The rules described here are for international competitions, known as regatta events. The other type of competition is head of the river races, where boats set off at intervals and the winner is decided by the fastest time over the course.DETAILED RULES
To start the race, all boats will be behind the start line, which may be marked by floats or buoys. All boats must be aligned properly, as straight as possible. If one or more boats crosses the start line early, this is a false start, and the race is restarted.

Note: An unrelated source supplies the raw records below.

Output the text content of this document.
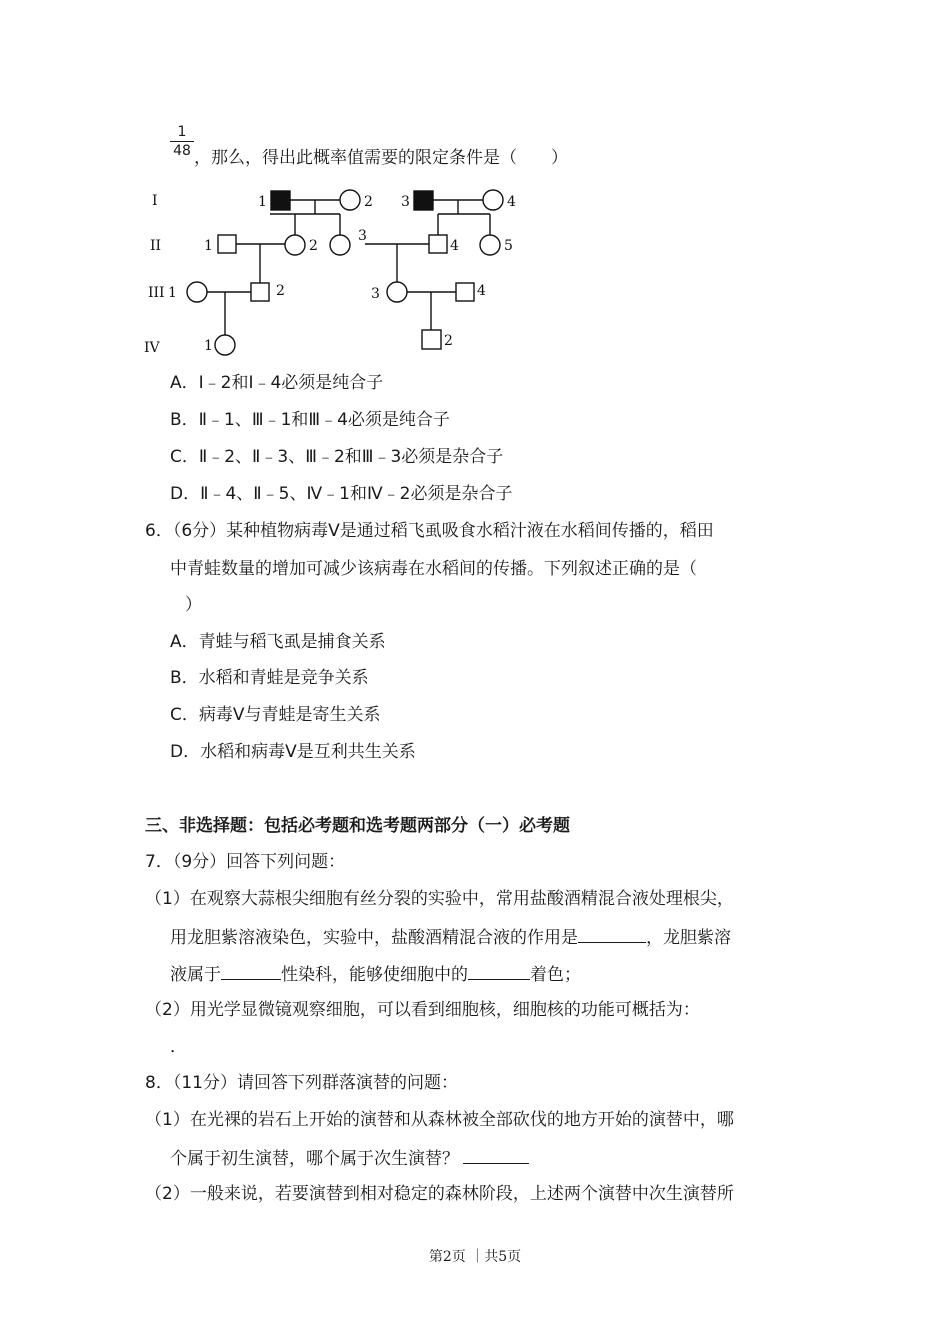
$\frac{1}{48}$ ，那么，得出此概率值需要的限定条件是（　　）
I
II
III
IV
1	2 3	4
1	2
3
4	5
1	2	3	4
1	2
A．Ⅰ﹣2和Ⅰ﹣4必须是纯合子
B．Ⅱ﹣1、Ⅲ﹣1和Ⅲ﹣4必须是纯合子
C．Ⅱ﹣2、Ⅱ﹣3、Ⅲ﹣2和Ⅲ﹣3必须是杂合子
D．Ⅱ﹣4、Ⅱ﹣5、Ⅳ﹣1和Ⅳ﹣2必须是杂合子
6．（6分）某种植物病毒V是通过稻飞虱吸食水稻汁液在水稻间传播的，稻田
中青蛙数量的增加可减少该病毒在水稻间的传播。下列叙述正确的是（
）
A．青蛙与稻飞虱是捕食关系
B．水稻和青蛙是竞争关系
C．病毒V与青蛙是寄生关系
D．水稻和病毒V是互利共生关系
三、非选择题：包括必考题和选考题两部分（一）必考题
7．（9分）回答下列问题：
（1）在观察大蒜根尖细胞有丝分裂的实验中，常用盐酸酒精混合液处理根尖，
用龙胆紫溶液染色，实验中，盐酸酒精混合液的作用是	，龙胆紫溶
液属于	性染科，能够使细胞中的	着色；
（2）用光学显微镜观察细胞，可以看到细胞核，细胞核的功能可概括为：
．
8．（11分）请回答下列群落演替的问题：
（1）在光裸的岩石上开始的演替和从森林被全部砍伐的地方开始的演替中，哪
个属于初生演替，哪个属于次生演替？
（2）一般来说，若要演替到相对稳定的森林阶段，上述两个演替中次生演替所
第2页 ｜共5页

During the race, each boat should keep within its own lane (if marked). The race is won when the bow of the first boat to cross the finish line does so.
Types of boats and crews
In sculling, each rower uses two oars, also called sculls. In (sweep) rowing, each rower uses one oar. The coxswain is the person who steers the boat and serves as the on-the-water coach. All eights have coxswains, but pairs and fours may or may not. In all sculling boats and sweep boats without coxswains, a rower steers the boat by using a rudder moved with the foot.
Single sculls - one rower. The boats are approximately 8.2 metres long (27 feet).

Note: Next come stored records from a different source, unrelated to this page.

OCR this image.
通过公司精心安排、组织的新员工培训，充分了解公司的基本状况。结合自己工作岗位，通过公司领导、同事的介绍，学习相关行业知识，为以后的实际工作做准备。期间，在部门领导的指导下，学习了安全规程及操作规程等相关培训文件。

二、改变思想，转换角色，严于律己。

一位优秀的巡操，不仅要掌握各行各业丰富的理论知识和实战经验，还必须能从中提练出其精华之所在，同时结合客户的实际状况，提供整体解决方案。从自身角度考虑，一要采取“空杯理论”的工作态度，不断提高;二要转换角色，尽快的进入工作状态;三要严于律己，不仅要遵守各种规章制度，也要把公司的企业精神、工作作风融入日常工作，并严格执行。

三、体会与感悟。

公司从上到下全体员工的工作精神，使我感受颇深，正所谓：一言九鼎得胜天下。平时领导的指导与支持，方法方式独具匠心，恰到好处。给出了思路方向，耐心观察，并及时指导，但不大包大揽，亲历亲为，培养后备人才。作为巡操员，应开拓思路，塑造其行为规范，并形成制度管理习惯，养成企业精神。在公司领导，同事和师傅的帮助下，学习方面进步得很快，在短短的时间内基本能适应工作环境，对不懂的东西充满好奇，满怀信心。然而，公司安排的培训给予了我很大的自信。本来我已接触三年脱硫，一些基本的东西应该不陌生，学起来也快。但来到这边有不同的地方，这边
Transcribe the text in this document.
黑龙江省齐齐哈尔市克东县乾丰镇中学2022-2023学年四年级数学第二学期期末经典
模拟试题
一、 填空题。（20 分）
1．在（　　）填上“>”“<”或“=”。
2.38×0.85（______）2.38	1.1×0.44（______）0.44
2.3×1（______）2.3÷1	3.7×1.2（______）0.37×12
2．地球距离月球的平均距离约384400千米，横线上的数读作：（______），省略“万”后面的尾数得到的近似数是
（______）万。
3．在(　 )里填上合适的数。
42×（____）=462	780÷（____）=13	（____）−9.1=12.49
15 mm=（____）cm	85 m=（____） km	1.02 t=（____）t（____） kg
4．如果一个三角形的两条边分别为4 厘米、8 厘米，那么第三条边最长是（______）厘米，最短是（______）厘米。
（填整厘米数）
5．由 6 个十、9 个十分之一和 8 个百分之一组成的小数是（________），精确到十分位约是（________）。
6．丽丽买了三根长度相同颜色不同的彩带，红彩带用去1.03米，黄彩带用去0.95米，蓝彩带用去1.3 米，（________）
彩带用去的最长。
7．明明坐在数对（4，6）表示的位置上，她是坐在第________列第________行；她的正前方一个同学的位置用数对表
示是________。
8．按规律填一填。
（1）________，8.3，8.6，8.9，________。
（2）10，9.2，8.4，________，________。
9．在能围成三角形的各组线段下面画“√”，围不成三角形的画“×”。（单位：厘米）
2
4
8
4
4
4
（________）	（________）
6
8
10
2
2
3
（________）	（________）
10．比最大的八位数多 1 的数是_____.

Double sculls - two rowers. The boats are approximately 10.4 metres long (34 feet).
Quadruple sculls - four rowers. The boats are approximately 13.4 metres long (44 feet).
Coxless pair - two rowers. The boats are approximately 10.4 metres long (34 feet).
Coxed pair - two rowers, one coxswain. The boats are approximately 10.7 metres long (35 feet).
Coxless four - four rowers. The boats are approximately 13.4 metres long (44 feet).
Coxed four - four rowers, one coxswain. The boats are approximately 13.7 metres long (45 feet).
Eights - eight rowers, one coxswain. The boats are approximately 18.9 metres long (62 feet).
Oars and boats are different sizes and weights for different competitions.GLOSSARY
Blade - the flat end of the oar, which goes in the water.
Bow - the forward section of the boat.
Stern - the back section of the boat.
Stroke - a part of the rowing action, and also the term for the rower at the back who sets the pace.